I was a member of the original Postgres research project at UC Berkeley from 1986-1990 when I was a PhD student. My PhD advisor was Prof. Michael Stonebraker. My claim to fame is that I implemented the first version of the Postgres Vacuum Daemon. At that time, one key feature of Postgres was to be a no-overwrite data store that contained past states of tuples (historical data), in order to support "time travel". The idea was that historical data would be maintained in Postgres up to some user-specified time in the past, and data older than that would be periodically "vacuumed" to write-once read-many (WORM) optical drives, which were new at the time. As everyone knows, the historical data feature of Postgres was eventually dropped, and vacuuming took on a different purpose to reduce data bloat through MVCC garbage collection. My PhD thesis topic was "Indexing Techniques for Multidimensional Spatial Data and Historical Data in Database Management Systems", and I had two papers published during my PhD years.
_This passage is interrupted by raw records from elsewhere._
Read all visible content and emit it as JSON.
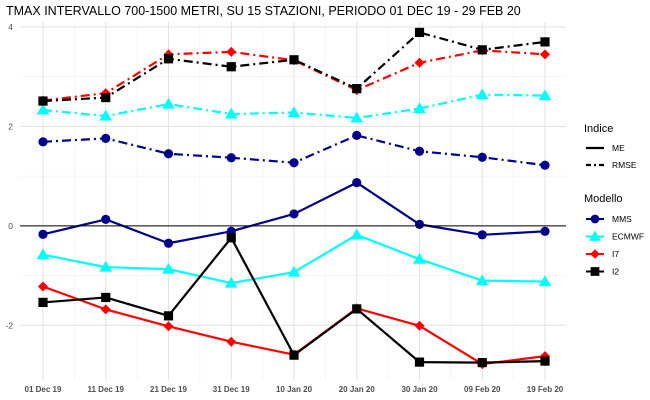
{
  "chart_data": {
    "type": "line",
    "title": "TMAX INTERVALLO 700-1500 METRI, SU 15 STAZIONI, PERIODO 01 DEC 19  -  29 FEB 20",
    "xlabel": "",
    "ylabel": "",
    "categories": [
      "01 Dec 19",
      "11 Dec 19",
      "21 Dec 19",
      "31 Dec 19",
      "10 Jan 20",
      "20 Jan 20",
      "30 Jan 20",
      "09 Feb 20",
      "19 Feb 20"
    ],
    "ylim": [
      -3.1,
      4.1
    ],
    "yticks": [
      -2,
      0,
      2,
      4
    ],
    "grid": true,
    "zero_line": true,
    "legend_position": "right",
    "legend": {
      "indice_title": "Indice",
      "indice_items": [
        {
          "label": "ME",
          "linetype": "solid"
        },
        {
          "label": "RMSE",
          "linetype": "dotdash"
        }
      ],
      "modello_title": "Modello",
      "modello_items": [
        {
          "label": "MMS",
          "color": "#00008B",
          "shape": "circle"
        },
        {
          "label": "ECMWF",
          "color": "#00FFFF",
          "shape": "triangle"
        },
        {
          "label": "I7",
          "color": "#FF0000",
          "shape": "diamond"
        },
        {
          "label": "I2",
          "color": "#000000",
          "shape": "square"
        }
      ]
    },
    "series": [
      {
        "model": "MMS",
        "indice": "ME",
        "color": "#00008B",
        "shape": "circle",
        "values": [
          -0.17,
          0.13,
          -0.35,
          -0.11,
          0.24,
          0.87,
          0.03,
          -0.18,
          -0.11
        ]
      },
      {
        "model": "MMS",
        "indice": "RMSE",
        "color": "#00008B",
        "shape": "circle",
        "values": [
          1.69,
          1.76,
          1.45,
          1.37,
          1.27,
          1.82,
          1.5,
          1.38,
          1.22
        ]
      },
      {
        "model": "ECMWF",
        "indice": "ME",
        "color": "#00FFFF",
        "shape": "triangle",
        "values": [
          -0.58,
          -0.83,
          -0.87,
          -1.15,
          -0.93,
          -0.18,
          -0.67,
          -1.1,
          -1.12
        ]
      },
      {
        "model": "ECMWF",
        "indice": "RMSE",
        "color": "#00FFFF",
        "shape": "triangle",
        "values": [
          2.33,
          2.21,
          2.45,
          2.25,
          2.28,
          2.17,
          2.36,
          2.64,
          2.62
        ]
      },
      {
        "model": "I7",
        "indice": "ME",
        "color": "#FF0000",
        "shape": "diamond",
        "values": [
          -1.22,
          -1.68,
          -2.02,
          -2.33,
          -2.59,
          -1.66,
          -2.01,
          -2.78,
          -2.62
        ]
      },
      {
        "model": "I7",
        "indice": "RMSE",
        "color": "#FF0000",
        "shape": "diamond",
        "values": [
          2.52,
          2.67,
          3.45,
          3.5,
          3.33,
          2.73,
          3.28,
          3.53,
          3.45
        ]
      },
      {
        "model": "I2",
        "indice": "ME",
        "color": "#000000",
        "shape": "square",
        "values": [
          -1.54,
          -1.44,
          -1.81,
          -0.24,
          -2.6,
          -1.67,
          -2.74,
          -2.75,
          -2.72
        ]
      },
      {
        "model": "I2",
        "indice": "RMSE",
        "color": "#000000",
        "shape": "square",
        "values": [
          2.51,
          2.58,
          3.36,
          3.2,
          3.34,
          2.76,
          3.89,
          3.54,
          3.7
        ]
      }
    ]
  }
}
They were:

  • Curtis P. Kolovson and Michael Stonebraker, "Segment Indexes: Dynamic Indexing Techniques for Multi-Dimensional Interval Data". SIGMOD Conference 1991: 138-147.
  • Curtis P. Kolovson and Michael Stonebraker, "Indexing Techniques for Historical Databases". ICDE 1989: 127-137.

My career in industry consisted of working at AT&T Bell Labs, HP, VMware, and MariaDB. I am currently an advisor to startups and a PostgreSQL Consultant / Contributor.